What a serious with critic would do in this situation, what I would have done, is outline the real problem. It took me five minutes to identify it - there is a policy based reason not to use miles and chains in this fashion, indeed someone on Wikipedia has already articulated it........
I refer you to Wikipedia's manual of style, under 'Technical language', especially "Do not introduce new and specialized words simply to teach them to the reader when more common alternatives will do". If you're unable to explain why this abstruse term must remain in the article, then it ought to be removed.
Euphiletos (talk) 12:54, 13 January 2018 (UTC)
The people he was talking to, simply ignored his policy based argument, and responded with their own justifications, which, while loosely related to general policy (consensus, verifiability), do not overcome his well made point, which trumps theirs because of its high degree of relevance in context.
That is the real issue here. The people who are being tendentious, defending a poorly supported WP:LOCALCONSENSUS, are indeed doing so because they are railway enthusiasts, but the more pressing problem is they are also Administrators.
Wikipedia's broken system of governance ensures that it is easy, very easy, for Administrators to exemplify the poorest standards of debate, especially if acting as a group who are claiming to be protecting the integrity of an article. And while I'm sure they would meticulously abide by WP:INVOLVED and not personally block the users who are mystefied by their stated content preference, the ease with which involved Administrators can find an uninvolved one who will simply assume the Admin is in the right, is a factor.
That, Dear Andy, is how Wikipedia ended up with stuff in articles that your tiny little brain doesn't understand. "Why don't you just click the link?" is also an argument that appears with some frequency in this issue.
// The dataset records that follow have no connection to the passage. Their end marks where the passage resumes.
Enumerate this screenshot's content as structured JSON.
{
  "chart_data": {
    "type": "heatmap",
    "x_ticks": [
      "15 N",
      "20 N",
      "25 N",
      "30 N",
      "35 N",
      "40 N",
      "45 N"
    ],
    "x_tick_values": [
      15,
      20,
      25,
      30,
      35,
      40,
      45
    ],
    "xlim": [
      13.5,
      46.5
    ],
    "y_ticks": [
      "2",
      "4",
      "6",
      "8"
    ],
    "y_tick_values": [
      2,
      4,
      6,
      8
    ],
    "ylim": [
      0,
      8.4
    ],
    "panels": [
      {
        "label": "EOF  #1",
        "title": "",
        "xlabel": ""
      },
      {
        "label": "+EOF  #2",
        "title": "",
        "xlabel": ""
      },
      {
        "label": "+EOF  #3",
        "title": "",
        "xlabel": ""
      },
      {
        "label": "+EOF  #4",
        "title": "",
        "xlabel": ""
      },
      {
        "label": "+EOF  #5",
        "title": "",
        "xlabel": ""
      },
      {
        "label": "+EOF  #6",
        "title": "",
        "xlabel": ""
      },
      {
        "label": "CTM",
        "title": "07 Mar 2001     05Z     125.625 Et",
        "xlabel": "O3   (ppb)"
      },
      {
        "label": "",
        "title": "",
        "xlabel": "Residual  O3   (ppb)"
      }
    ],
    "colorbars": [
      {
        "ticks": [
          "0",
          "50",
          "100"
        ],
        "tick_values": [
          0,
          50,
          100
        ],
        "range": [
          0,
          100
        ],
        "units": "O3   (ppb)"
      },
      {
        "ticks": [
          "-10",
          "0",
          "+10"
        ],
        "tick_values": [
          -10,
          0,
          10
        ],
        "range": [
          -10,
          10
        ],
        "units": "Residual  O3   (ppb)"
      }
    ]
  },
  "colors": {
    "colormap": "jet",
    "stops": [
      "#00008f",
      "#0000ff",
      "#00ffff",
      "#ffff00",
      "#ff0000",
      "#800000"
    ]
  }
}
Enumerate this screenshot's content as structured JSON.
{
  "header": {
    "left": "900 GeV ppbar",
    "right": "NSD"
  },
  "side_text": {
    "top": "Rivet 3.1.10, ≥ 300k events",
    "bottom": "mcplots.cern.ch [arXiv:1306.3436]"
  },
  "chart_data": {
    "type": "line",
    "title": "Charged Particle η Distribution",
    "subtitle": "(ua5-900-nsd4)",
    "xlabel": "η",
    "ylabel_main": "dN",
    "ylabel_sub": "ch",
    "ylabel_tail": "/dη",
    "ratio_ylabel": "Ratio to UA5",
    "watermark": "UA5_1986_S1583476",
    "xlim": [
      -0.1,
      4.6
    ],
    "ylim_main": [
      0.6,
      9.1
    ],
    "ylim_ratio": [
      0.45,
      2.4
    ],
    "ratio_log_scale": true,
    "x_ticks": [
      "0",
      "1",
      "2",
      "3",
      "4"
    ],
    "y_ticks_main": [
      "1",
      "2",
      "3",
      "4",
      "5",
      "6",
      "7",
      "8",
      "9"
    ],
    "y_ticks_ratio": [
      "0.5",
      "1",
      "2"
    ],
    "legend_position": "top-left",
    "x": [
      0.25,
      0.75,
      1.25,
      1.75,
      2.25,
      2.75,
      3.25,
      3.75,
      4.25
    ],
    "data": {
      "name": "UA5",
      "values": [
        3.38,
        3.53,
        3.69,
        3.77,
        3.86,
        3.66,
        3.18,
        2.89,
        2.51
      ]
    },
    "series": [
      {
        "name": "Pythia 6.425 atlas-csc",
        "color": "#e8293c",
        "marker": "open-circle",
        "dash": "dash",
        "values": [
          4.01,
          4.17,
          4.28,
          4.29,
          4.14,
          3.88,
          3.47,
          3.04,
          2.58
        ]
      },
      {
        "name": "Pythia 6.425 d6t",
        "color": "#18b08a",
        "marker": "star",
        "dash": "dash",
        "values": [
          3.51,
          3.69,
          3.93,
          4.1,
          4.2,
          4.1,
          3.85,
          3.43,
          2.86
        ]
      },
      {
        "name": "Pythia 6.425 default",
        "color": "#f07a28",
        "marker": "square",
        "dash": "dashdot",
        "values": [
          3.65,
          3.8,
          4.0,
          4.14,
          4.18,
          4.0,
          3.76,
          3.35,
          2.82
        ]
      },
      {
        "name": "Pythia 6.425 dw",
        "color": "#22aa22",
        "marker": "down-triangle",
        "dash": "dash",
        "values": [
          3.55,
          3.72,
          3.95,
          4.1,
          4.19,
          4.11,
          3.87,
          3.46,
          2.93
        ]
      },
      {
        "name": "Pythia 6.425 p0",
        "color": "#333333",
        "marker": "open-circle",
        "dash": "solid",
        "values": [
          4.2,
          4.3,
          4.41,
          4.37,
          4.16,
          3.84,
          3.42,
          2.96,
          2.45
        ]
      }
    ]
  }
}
It is invalid, people are not required to click the links before being able to understand the basics of an article, but because Wikipediocracy provides a natural home for the sort of lazy asshole who thinks this is a well made point, you'd be more likely to see it put forward as a reply to Andy's shit thread, not included in his OP as further context as to what really prevents Wikipedia being an accessible, useful, encyclopedia.
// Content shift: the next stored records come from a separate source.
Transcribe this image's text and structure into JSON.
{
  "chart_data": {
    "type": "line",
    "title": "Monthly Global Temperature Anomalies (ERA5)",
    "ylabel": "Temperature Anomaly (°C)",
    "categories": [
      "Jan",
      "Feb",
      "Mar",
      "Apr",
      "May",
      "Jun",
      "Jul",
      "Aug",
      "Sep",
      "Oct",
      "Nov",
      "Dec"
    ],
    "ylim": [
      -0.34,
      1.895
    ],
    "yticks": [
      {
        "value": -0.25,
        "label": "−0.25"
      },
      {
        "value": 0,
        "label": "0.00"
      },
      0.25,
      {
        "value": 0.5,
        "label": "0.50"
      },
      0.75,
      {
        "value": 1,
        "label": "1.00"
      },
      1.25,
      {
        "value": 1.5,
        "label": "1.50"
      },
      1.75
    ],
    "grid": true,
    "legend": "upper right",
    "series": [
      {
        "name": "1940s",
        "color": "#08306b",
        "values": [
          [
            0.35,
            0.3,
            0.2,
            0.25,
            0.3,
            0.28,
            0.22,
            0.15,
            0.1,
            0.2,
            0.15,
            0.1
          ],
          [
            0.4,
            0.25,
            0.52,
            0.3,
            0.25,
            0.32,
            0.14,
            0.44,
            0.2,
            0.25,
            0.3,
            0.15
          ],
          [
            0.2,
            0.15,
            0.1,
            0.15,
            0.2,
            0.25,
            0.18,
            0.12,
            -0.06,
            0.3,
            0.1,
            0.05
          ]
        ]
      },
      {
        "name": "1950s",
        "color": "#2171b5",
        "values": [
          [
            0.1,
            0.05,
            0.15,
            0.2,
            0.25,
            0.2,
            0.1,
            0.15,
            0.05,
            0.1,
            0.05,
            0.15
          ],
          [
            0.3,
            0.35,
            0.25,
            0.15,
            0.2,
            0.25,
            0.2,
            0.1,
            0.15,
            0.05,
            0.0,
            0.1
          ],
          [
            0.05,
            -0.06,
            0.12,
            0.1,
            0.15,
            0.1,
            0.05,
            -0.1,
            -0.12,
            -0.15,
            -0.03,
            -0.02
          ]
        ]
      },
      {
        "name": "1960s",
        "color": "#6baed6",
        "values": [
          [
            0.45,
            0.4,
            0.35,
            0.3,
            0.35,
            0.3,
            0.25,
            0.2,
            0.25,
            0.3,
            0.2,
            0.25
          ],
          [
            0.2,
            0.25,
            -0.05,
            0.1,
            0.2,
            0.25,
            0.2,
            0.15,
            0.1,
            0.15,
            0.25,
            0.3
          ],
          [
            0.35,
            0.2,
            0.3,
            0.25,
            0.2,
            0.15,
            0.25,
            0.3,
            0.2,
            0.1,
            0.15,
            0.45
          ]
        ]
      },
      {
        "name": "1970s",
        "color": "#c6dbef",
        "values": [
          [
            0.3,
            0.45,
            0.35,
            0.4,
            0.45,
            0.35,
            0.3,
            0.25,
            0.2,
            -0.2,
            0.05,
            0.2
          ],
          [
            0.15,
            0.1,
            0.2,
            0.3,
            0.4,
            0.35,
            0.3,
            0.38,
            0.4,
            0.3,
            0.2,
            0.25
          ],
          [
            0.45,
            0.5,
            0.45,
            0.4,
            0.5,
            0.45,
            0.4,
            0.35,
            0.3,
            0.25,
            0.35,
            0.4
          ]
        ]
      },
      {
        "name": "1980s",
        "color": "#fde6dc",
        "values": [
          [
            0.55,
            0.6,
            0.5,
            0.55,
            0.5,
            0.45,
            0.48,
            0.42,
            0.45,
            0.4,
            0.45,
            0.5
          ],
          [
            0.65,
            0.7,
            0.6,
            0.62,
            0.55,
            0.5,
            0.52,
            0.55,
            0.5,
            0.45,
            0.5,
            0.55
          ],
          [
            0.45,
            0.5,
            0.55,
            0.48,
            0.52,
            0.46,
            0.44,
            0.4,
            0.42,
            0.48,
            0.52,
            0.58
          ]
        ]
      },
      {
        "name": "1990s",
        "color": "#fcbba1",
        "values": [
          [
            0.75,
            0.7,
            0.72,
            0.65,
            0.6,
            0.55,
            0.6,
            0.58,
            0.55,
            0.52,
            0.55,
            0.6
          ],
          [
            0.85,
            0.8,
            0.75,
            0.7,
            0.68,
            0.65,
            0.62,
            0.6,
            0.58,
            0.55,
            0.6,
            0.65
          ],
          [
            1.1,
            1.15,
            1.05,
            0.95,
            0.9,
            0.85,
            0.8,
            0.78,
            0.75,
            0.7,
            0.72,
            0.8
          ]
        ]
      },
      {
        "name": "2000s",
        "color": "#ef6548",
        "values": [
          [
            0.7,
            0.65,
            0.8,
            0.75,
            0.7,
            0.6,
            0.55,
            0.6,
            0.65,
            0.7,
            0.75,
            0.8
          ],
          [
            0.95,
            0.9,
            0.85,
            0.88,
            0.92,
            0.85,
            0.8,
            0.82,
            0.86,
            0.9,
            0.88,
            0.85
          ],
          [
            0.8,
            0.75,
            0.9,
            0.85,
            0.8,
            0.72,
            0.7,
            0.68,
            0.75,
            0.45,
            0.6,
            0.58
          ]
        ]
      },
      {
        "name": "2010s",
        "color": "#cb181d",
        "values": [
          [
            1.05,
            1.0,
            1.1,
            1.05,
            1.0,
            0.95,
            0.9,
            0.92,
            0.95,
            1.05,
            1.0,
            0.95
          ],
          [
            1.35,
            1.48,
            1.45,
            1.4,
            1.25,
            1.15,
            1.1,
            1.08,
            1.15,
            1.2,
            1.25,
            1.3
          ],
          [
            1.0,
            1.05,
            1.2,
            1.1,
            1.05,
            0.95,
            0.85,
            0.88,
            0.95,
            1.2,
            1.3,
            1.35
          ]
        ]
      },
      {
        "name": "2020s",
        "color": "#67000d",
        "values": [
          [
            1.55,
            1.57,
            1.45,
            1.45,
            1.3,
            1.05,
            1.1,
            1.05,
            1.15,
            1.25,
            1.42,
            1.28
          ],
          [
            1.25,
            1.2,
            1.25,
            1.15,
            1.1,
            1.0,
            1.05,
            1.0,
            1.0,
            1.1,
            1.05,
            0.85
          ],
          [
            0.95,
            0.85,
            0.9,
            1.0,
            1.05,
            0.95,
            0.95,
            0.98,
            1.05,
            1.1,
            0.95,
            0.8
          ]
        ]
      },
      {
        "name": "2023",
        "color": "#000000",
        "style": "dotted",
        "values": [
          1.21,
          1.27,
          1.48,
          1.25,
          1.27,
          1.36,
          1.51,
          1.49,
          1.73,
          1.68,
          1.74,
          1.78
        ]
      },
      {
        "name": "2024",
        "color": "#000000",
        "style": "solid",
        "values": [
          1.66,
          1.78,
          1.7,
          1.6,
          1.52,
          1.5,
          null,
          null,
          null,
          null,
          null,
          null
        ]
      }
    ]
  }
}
On a final related point, serious crtics would never forget that Wikipedia is, theoretically at least, both for general and specialist readers. So, while you should not use technical language in the opening line, if the units used have relevance to the field for specialsts, as these do (easy to verify, if the discussion didn't help Andy figure it out), they should appear somewhere in the article.
Or, as one Wikiepdia editor put it.....
The lead is not meant to be detailed, so giving an exact measurement there is not necessary. In the body however the specificity is useful, but adding a note (because the man on the street speaks in fractional miles) is helpful for comprehension. -mattbuck (Talk) 20:02, 28 January 2018 (UTC)
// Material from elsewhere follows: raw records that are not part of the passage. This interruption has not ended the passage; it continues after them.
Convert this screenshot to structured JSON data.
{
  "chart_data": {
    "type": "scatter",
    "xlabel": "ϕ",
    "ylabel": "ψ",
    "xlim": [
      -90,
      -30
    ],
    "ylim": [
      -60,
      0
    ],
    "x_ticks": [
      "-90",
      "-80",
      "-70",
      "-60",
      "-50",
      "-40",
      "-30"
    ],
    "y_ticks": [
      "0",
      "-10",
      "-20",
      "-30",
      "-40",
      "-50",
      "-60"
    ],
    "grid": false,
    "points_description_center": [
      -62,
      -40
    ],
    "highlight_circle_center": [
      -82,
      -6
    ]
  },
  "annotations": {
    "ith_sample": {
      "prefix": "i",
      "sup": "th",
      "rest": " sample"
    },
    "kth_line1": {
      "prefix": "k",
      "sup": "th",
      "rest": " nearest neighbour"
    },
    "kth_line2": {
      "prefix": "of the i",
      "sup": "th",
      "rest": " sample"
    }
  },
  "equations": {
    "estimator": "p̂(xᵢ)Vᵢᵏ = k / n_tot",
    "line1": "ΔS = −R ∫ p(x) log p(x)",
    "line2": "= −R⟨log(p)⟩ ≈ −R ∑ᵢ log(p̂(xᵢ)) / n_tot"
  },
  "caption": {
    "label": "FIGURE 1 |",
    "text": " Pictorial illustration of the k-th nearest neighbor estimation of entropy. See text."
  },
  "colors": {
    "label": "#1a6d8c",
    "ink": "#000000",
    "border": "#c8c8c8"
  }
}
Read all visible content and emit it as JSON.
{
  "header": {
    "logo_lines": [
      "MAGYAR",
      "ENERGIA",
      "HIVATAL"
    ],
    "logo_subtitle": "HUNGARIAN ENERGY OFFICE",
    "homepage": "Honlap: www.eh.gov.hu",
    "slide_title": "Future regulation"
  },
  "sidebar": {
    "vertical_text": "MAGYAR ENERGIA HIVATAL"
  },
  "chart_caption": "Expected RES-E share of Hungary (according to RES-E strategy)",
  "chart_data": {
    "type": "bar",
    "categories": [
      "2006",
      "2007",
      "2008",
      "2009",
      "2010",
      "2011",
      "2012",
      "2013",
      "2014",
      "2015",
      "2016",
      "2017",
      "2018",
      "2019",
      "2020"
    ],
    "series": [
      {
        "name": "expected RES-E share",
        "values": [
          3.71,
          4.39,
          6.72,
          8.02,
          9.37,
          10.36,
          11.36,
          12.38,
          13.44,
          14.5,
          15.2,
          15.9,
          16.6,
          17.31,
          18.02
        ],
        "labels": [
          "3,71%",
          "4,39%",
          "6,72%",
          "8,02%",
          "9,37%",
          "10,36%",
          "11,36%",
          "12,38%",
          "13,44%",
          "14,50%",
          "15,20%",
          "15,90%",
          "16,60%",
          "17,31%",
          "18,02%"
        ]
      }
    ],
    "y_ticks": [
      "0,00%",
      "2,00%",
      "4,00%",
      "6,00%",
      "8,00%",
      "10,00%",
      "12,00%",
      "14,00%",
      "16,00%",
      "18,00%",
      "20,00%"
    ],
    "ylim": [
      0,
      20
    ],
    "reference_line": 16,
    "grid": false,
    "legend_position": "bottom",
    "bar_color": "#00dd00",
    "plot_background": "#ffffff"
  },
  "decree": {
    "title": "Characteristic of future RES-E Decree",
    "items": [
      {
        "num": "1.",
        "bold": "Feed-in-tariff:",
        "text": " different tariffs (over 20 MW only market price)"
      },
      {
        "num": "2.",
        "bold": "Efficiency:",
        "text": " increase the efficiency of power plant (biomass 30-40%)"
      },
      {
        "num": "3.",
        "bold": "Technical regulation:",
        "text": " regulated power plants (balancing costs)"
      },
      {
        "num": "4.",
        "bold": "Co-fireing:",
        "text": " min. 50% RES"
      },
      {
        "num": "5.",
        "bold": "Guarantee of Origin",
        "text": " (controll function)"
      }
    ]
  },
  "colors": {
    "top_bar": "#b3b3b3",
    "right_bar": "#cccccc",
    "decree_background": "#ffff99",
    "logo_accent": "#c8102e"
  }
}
Will that user's perfectly sound interpretation of policy be respected by these trainspotting Administrators who are edit warring to retain their preferences? The answer is no, for two reasons. One, that user is not an Administrator. And two, the user spends little time on en.wiki, devoting most of their attention to Commons (where you will see, ironically, that they are a trainspotter).
So as a final humiliation for Andy, it is clear from a few minutes reading the source code of the Matrix, that this failing of Wikipedia isn't easily explained by simply casting trainspotters as the problem users, the people who don't understand what Wikipedia is for. Critics are meant to be able to read the source code.
Andy isn't a serious critic. He's a basic bitch. He's my bitch.
Zoloft is still missing. Quite right too. Fancy defending this garbage. For shame.